Despite my predicament, my overnight schedule made it so I didn’t sleep. The nurse, whose name I never got, took excellent care of me during her overnight shift, however, due to my having been admitted as a cardiac patient.

I must have slept in the morning, because I remember eventually waking up and having my primary-care doctor greeting me while sitting in a chair at the end of my bed. I don’t remember his name now. I found this guy at an emergency clinic in 1993, and I trusted him enough for him to become my regular doctor—the first one I’d had since I was a kid in Columbus.

Anyway, he joked about how bad I looked, and his first instructions were to have the nurse—a different one now—take the tube out of my stomach so we could talk. I had no pain, and when that tube was pulled, I felt about a thousand times better. Then he gave me the news: I had gallstones, and my gall bladder would have to come out. He said they could get me into surgery in an hour.
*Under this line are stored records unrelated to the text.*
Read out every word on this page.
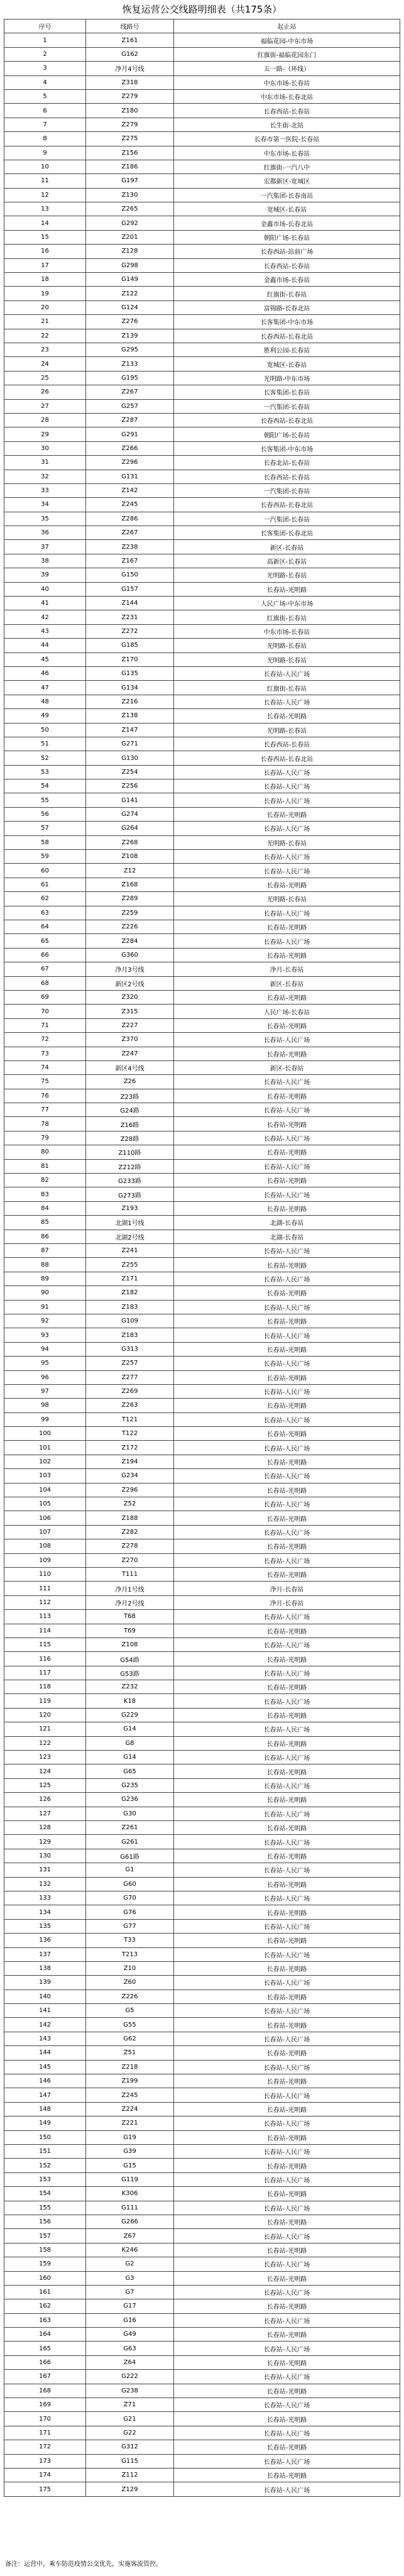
恢复运营公交线路明细表（共175条）
序号	线路号	起止站
1	Z161	福临花园-中东市场
2	G162	红旗街-福临花园东门
3	净月4号线	五一路-（环线）
4	Z318	中东市场-长春站
5	Z279	中东市场-长春北站
6	Z180	长春西站-长春站
7	Z279	长生街-北站
8	Z275	长春市第一医院-长春站
9	Z156	中东市场-长春站
10	Z186	红旗街-一汽八中
11	G197	宏都新区-宽城区
12	Z130	一汽集团-长春南站
13	Z265	宽城区-长春站
14	G292	金鑫市场-长春北站
15	Z201	朝阳广场-长春站
16	Z128	长春西站-站前广场
17	G298	长春西站-长春站
18	G149	金鑫市场-长春站
19	Z122	红旗街-长春站
20	G124	富锦路-长春北站
21	Z276	长客集团-中东市场
22	Z139	长春西站-长春北站
23	G295	胜利公园-长春站
24	Z133	宽城区-长春站
25	G195	光明路-中东市场
26	Z267	长客集团-长春站
27	G257	一汽集团-长春站
28	Z287	长春西站-长春北站
29	G291	朝阳广场-长春站
30	Z266	长客集团-中东市场
31	Z296	长春北站-长春站
32	G131	长春西站-长春站
33	Z142	一汽集团-长春站
34	Z245	长春西站-长春北站
35	Z286	一汽集团-长春站
36	Z267	长客集团-长春北站
37	Z238	新区-长春站
38	Z167	高新区-长春站
39	G150	光明路-长春站
40	G157	长春站-光明路
41	Z144	人民广场-中东市场
42	Z231	红旗街-长春站
43	Z272	中东市场-长春站
44	G185	光明路-长春站
45	Z170	光明路-长春站
46	G135	长春站-人民广场
47	G134	红旗街-长春站
48	Z216	长春站-人民广场
49	Z138	长春站-光明路
50	Z147	光明路-长春站
51	G271	长春西站-长春站
52	G130	长春西站-长春北站
53	Z254	长春站-人民广场
54	Z256	长春站-人民广场
55	G141	长春站-人民广场
56	G274	长春站-光明路
57	G264	长春站-人民广场
58	Z268	光明路-长春站
59	Z108	长春站-人民广场
60	Z12	长春站-人民广场
61	Z168	长春站-光明路
62	Z289	光明路-长春站
63	Z259	长春站-人民广场
64	Z226	长春站-光明路
65	Z284	长春站-人民广场
66	G360	长春站-光明路
67	净月3号线	净月-长春站
68	新区2号线	新区-长春站
69	Z320	长春站-光明路
70	Z315	人民广场-长春站
71	Z227	长春站-光明路
72	Z370	长春站-人民广场
73	Z247	长春站-光明路
74	新区4号线	新区-长春站
75	Z26	长春站-人民广场
76	Z23路	长春站-光明路
77	G24路	长春站-人民广场
78	Z16路	长春站-光明路
79	Z28路	长春站-人民广场
80	Z110路	长春站-光明路
81	Z212路	长春站-人民广场
82	G233路	长春站-光明路
83	G273路	长春站-人民广场
84	Z193	长春站-光明路
85	北湖1号线	北湖-长春站
86	北湖2号线	北湖-长春站
87	Z241	长春站-人民广场
88	Z255	长春站-光明路
89	Z171	长春站-人民广场
90	Z182	长春站-光明路
91	Z183	长春站-人民广场
92	G109	长春站-光明路
93	Z183	长春站-人民广场
94	G313	长春站-光明路
95	Z257	长春站-人民广场
96	Z277	长春站-光明路
97	Z269	长春站-人民广场
98	Z263	长春站-光明路
99	T121	长春站-人民广场
100	T122	长春站-光明路
101	Z172	长春站-人民广场
102	Z194	长春站-光明路
103	G234	长春站-人民广场
104	Z296	长春站-光明路
105	Z52	长春站-人民广场
106	Z188	长春站-光明路
107	Z282	长春站-人民广场
108	Z278	长春站-光明路
109	Z270	长春站-人民广场
110	T111	长春站-光明路
111	净月1号线	净月-长春站
112	净月2号线	净月-长春站
113	T68	长春站-人民广场
114	T69	长春站-光明路
115	Z108	长春站-人民广场
116	G54路	长春站-光明路
117	G53路	长春站-人民广场
118	Z232	长春站-光明路
119	K18	长春站-人民广场
120	G229	长春站-光明路
121	G14	长春站-人民广场
122	G8	长春站-光明路
123	G14	长春站-人民广场
124	G65	长春站-光明路
125	G235	长春站-人民广场
126	G236	长春站-光明路
127	G30	长春站-人民广场
128	Z261	长春站-光明路
129	G261	长春站-人民广场
130	G61路	长春站-光明路
131	G1	长春站-人民广场
132	G60	长春站-光明路
133	G70	长春站-人民广场
134	G76	长春站-光明路
135	G77	长春站-人民广场
136	T33	长春站-光明路
137	T213	长春站-人民广场
138	Z10	长春站-光明路
139	Z60	长春站-人民广场
140	Z226	长春站-光明路
141	G5	长春站-人民广场
142	G55	长春站-光明路
143	G62	长春站-人民广场
144	Z51	长春站-光明路
145	Z218	长春站-人民广场
146	Z199	长春站-光明路
147	Z245	长春站-人民广场
148	Z224	长春站-光明路
149	Z221	长春站-人民广场
150	G19	长春站-光明路
151	G39	长春站-人民广场
152	G15	长春站-光明路
153	G119	长春站-人民广场
154	K306	长春站-光明路
155	G111	长春站-人民广场
156	G266	长春站-光明路
157	Z67	长春站-人民广场
158	K246	长春站-光明路
159	G2	长春站-人民广场
160	G3	长春站-光明路
161	G7	长春站-人民广场
162	G17	长春站-光明路
163	G16	长春站-人民广场
164	G49	长春站-光明路
165	G63	长春站-人民广场
166	Z64	长春站-光明路
167	G222	长春站-人民广场
168	G238	长春站-光明路
169	Z71	长春站-人民广场
170	G21	长春站-光明路
171	G22	长春站-人民广场
172	G312	长春站-光明路
173	G115	长春站-人民广场
174	Z112	长春站-光明路
175	Z129	长春站-人民广场
备注：运营中，乘车防范疫情公交优先，实施客流管控。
I was going to lose an organ? It was that serious? My mind raced. Isn’t there something I just can take to break these up? He smiled patiently. Sure, you could leave, but you will have another attack. It’s a matter of when, not if.

He further explained: The stones have made it so your gall bladder is starting to rot away. The word he used was “gangrenous.” Yikes!

OK … what choice did I have? None. I guess it was time to call a few people and let them know what was happening.